As to the question of whether yin can be called on ‘without inviting yang’ – nothing exists without its counterbalance. We cannot even grasp the concept of one thing without instinctively understanding it’s opposite. We cannot know we are acting passively without knowing what it would mean to act aggressively. I cannot think of anything that exists in pure form without its antonym also being in existence somewhere in the universe, In the Buddhism of Nichiren Daishonin it is taught that every action triggers the opposite reaction and thus if we are doing something ‘good’ we have to expect to overcome the ‘bad’ that will arise with it. This way life remains in balance. This appears to be a natural law and therefore I am unsure how we push the limitations of this other than by accepting the ‘bad’ and using our inner strength to ride through it and turn ‘poison into medicine’ (another precept of Nichiren Buddhism).
Our reasoning mind, whilst being humankind’s biggest asset is (in accordance with the previous paragraph) also its biggest drawback. We find it so hard to accept without searching our minds for the reason behind everything. At the same time it is to be hoped that we think about our actions rather than just acting blindly in an animalistic fashion. We should not accept things because other people tell us it is so. If someone tells you that the universe consists of giant pink pandas and that we live on one of their left ears I would hope you would think about it before accepting it – although I can’t say for certain that this is not the case! What we need to do, and this is far easier said than done, is to find the balance between our reasoning mind and our gut instinct. When we are told by the media that such and such is happening and this is violating our ‘rights’ then we need to think for ourselves and not just believe these people with a hidden agenda; but we must also not get locked in our minds, unable to act without first thinking through every last detail until we can no longer leave the chair because each thought triggers another and so forth.

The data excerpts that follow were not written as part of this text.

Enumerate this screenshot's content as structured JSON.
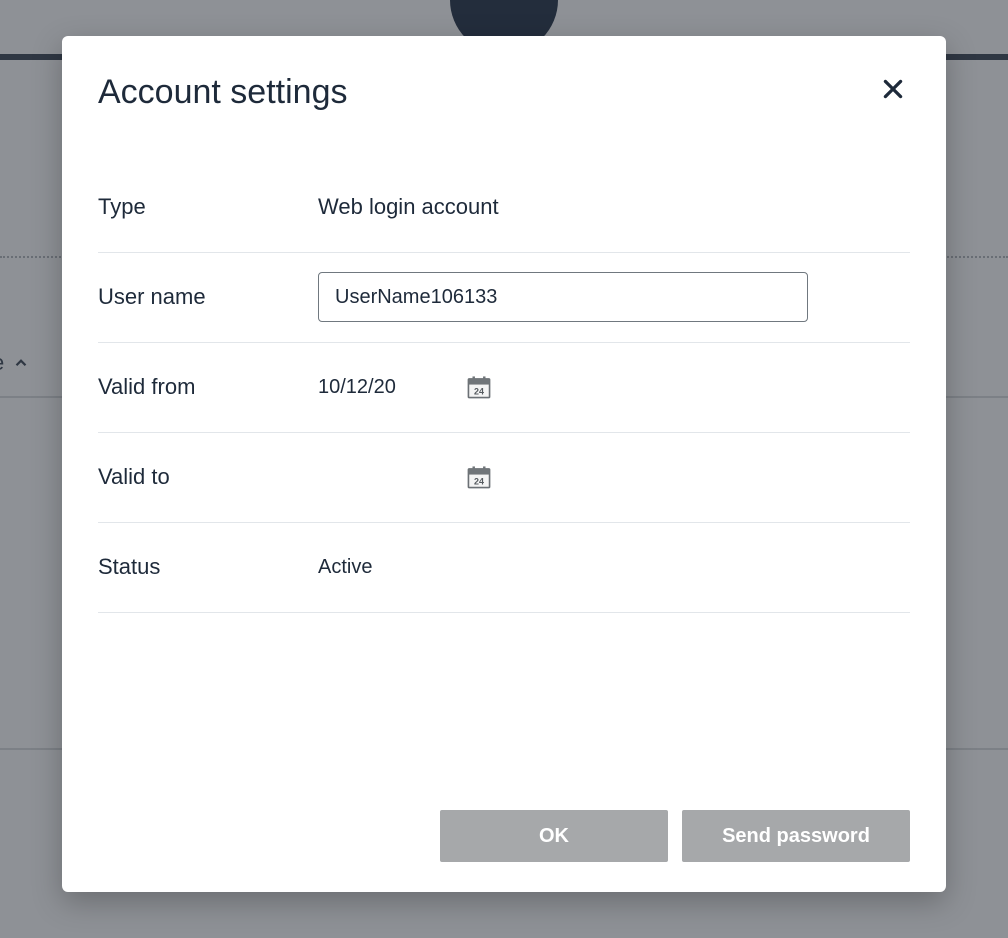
{
  "modal": {
    "title": "Account settings",
    "fields": {
      "type": {
        "label": "Type",
        "value": "Web login account"
      },
      "username": {
        "label": "User name",
        "value": "UserName106133"
      },
      "valid_from": {
        "label": "Valid from",
        "value": "10/12/20"
      },
      "valid_to": {
        "label": "Valid to",
        "value": ""
      },
      "status": {
        "label": "Status",
        "value": "Active"
      }
    },
    "buttons": {
      "ok": "OK",
      "send_password": "Send password"
    }
  },
  "background": {
    "truncated_label": "e"
  }
}
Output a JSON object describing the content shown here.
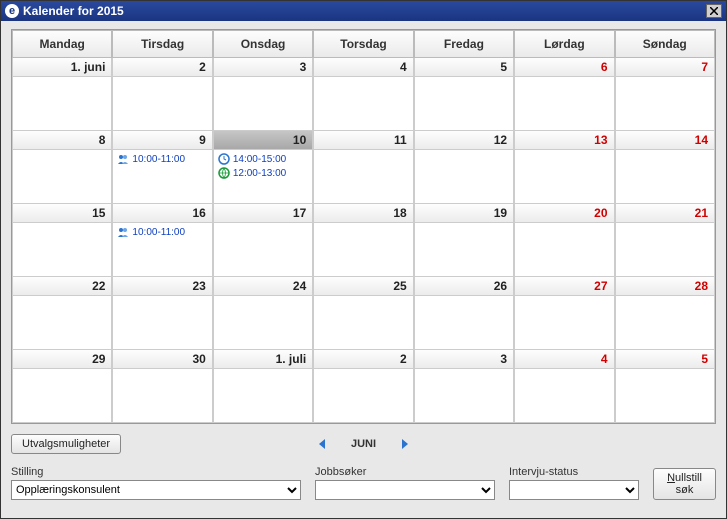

We have set ourselves above every other species on the planet and yet are we better than them? We destroy and kill in the name of progress. Anything that gets in our way we annihilate. We swat flies, who are simply being flies, because they irritate us. If we have the ‘right’ to kill anything that irritates us I will line up all the Daily Mail readership and get out an Uzi! I think, and I am prepared to be told that I am wrong, that this may be going too far. Other species kill and destroy too, but only to survive, not as we do because it is convenient and because we can. I do not necessarily advocate vegetarianism, I appreciate the Shamanic point of view that whatever we take for food we give thanks to and when we die we give ourselves back to the earth, but that the animals that we use for food are killed living their lives, not placed in cages and made to live in their own squalor just to feed us. We receive far less nutrition from a ‘battery’ animal than we do from a ‘free’ animal. I do, however, think that killing for vanity alone, or simply because something is irritating us is too much. Pride is certainly one of the things that makes us behave like this. Destroying to prove that we are superior – surely this very action loses us this argument? All the time we push for more not caring who or what gets in our way we are merely being an insecure race not a superior one.
The very fact that you have read this far shows that you have placed both feet on the path to the Great Integrity. We all have a long way to go, but now that we have acknowledged that there is a path to tread, together we can trample a wide path through the undergrowth so that the next generation can follow more easily, treading their own path when they pass the point we have reached.